Yeah, this is one of the basic choices that a language designer needs to make. A core decision is what exactly should happen when a derived class has a member with the exact same name as a member in the base class. This can hide the inherited base class member and make it difficult to use the base member. And it is risky , a innocent maintenance change might suddenly no longer hide the base member and break existing code.

The C# language designers went for "hide-by-signature". In other words, a method only hides if the base method has the exact same name and the exact same arguments. This is what you are used to and hoped to happen in these interface declarations.

While other languages, like C++ and VB.NET went for "hide-by-name". In other words, a method hides when it has the same name, regardless of what arguments it takes. It is a "less surprises" choice, it is much easier to reason through and maintenance changes are less likely to alter behavior of existing code.

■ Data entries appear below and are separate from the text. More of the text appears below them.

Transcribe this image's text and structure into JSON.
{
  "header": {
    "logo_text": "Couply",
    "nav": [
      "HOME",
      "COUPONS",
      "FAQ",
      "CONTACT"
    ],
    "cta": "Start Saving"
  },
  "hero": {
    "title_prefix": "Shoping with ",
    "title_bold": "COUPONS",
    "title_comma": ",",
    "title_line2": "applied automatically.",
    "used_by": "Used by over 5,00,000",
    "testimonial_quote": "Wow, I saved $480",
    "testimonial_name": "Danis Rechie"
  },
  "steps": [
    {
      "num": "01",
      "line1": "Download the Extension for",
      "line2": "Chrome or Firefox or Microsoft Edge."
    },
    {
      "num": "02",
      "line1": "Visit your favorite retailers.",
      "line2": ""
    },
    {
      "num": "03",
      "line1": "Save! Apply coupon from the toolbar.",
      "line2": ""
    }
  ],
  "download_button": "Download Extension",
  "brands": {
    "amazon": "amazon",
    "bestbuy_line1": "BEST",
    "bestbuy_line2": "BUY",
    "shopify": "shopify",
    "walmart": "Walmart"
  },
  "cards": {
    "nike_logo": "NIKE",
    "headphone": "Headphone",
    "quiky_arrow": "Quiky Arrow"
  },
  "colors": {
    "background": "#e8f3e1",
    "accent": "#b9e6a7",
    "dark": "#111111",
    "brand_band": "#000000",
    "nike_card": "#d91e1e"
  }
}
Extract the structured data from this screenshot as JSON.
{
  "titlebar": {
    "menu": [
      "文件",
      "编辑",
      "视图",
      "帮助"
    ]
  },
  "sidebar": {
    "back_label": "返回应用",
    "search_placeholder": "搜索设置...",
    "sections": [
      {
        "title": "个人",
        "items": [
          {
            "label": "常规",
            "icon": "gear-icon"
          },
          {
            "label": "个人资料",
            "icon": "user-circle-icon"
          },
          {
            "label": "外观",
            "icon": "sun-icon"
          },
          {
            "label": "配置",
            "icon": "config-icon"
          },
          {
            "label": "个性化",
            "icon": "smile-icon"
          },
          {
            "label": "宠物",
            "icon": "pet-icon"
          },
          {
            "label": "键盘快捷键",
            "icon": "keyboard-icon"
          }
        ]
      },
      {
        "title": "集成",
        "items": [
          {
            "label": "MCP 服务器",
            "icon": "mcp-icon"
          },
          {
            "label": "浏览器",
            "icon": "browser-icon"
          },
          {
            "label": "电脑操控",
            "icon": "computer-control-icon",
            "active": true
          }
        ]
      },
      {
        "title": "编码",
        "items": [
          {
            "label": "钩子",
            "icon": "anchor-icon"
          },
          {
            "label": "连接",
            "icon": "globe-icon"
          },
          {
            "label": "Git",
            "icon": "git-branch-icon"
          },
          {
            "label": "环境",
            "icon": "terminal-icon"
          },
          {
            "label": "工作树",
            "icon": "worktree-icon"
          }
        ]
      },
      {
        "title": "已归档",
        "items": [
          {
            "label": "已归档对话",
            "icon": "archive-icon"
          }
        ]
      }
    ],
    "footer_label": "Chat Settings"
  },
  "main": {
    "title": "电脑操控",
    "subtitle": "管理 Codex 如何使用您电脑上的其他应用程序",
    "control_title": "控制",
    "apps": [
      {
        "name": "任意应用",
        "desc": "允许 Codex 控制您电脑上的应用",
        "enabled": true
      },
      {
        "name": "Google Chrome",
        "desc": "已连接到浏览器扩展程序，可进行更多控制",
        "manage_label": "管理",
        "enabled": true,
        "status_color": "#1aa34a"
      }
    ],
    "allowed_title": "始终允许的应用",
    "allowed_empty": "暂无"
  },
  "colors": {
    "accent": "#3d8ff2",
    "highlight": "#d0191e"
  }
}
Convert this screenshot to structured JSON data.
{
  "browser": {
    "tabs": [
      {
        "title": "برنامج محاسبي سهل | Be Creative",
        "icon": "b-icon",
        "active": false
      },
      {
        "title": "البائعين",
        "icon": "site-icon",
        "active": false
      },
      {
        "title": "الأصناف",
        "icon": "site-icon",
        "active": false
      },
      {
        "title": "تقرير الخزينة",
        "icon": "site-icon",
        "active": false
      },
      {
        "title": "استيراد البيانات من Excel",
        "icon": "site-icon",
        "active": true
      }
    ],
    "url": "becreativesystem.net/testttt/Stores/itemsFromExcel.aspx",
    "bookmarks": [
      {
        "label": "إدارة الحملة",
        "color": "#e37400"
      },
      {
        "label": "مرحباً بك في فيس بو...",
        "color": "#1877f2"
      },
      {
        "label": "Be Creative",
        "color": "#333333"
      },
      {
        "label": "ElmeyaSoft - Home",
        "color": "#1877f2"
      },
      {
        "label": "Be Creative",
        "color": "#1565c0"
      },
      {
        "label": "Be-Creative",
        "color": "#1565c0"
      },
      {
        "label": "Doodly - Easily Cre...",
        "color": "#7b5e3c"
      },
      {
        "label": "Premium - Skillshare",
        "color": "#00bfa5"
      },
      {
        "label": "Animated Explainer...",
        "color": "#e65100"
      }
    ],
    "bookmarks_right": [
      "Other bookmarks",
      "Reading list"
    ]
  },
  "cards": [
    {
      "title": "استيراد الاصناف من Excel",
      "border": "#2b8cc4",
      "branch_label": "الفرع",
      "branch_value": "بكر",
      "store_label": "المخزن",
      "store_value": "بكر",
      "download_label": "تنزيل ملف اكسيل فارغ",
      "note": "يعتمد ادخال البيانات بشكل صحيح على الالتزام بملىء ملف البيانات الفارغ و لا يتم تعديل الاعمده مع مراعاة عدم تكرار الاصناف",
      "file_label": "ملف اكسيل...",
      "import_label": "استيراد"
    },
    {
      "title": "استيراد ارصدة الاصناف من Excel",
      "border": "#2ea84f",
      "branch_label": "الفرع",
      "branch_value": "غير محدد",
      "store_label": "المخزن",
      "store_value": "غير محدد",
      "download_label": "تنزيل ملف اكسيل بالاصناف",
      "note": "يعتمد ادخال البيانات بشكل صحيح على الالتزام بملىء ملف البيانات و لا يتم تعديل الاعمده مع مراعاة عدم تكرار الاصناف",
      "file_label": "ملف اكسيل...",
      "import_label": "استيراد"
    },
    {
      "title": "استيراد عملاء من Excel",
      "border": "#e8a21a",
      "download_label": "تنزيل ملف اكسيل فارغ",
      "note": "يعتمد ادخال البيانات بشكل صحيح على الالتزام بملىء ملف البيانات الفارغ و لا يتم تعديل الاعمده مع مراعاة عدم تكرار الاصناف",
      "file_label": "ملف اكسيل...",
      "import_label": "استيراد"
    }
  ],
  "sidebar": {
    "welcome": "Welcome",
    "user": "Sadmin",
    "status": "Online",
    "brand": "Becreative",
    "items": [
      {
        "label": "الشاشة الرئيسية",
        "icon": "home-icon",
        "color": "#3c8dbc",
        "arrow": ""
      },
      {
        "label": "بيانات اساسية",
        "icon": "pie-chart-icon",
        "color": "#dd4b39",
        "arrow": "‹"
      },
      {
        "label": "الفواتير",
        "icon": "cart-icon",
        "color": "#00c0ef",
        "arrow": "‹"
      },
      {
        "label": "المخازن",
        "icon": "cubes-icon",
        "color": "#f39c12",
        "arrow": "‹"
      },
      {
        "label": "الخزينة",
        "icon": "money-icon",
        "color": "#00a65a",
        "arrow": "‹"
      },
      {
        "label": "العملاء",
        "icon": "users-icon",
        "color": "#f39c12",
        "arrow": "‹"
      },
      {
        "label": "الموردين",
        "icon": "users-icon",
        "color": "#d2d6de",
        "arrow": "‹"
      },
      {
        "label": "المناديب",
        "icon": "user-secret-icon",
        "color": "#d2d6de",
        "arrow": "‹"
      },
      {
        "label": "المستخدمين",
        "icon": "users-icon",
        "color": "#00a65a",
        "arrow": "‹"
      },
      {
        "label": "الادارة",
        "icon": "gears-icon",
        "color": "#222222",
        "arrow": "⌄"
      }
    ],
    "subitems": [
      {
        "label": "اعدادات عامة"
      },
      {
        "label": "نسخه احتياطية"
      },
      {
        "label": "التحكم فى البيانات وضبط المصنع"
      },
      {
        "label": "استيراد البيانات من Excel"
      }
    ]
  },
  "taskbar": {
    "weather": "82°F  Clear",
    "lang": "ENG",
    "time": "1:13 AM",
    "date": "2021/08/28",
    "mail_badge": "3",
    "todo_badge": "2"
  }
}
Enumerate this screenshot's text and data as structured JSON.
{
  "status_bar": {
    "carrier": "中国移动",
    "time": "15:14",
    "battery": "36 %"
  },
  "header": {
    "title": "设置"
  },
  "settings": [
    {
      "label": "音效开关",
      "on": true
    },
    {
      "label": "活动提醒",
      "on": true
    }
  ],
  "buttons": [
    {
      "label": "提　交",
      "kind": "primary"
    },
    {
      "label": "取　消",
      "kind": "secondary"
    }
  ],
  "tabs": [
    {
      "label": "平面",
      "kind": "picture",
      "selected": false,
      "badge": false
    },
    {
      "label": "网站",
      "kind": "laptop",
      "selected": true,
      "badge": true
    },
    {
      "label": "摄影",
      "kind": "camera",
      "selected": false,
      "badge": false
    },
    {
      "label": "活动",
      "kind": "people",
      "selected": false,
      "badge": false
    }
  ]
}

You can see this at work in this sample code:

Class Base
    Sub foo()
    End Sub
End Class

Class Derived
    Inherits Base

    Sub foo(i As Integer)   '' Warning: 'foo' shadows an overloadable member declared in Base
    End Sub

    Shadows Sub foo(d As Double)   '' No warning, Shadows suppresses it
    End Sub
End Class

Sub Main()
    Dim obj = New Derived
    obj.foo()          '' Error!
    Dim base As Base = obj
    base.foo()         '' Okay
End Sub

Do note that this is just a warning, it is not an error. It just foreshadows the potential pain you will inflict on the client code programmer. You can hide the warning easily, put the Shadows keyword in front of the Load() method. But certainly consider avoiding the pain and suffering in the client code and just pick another name so there is never an ambiguity.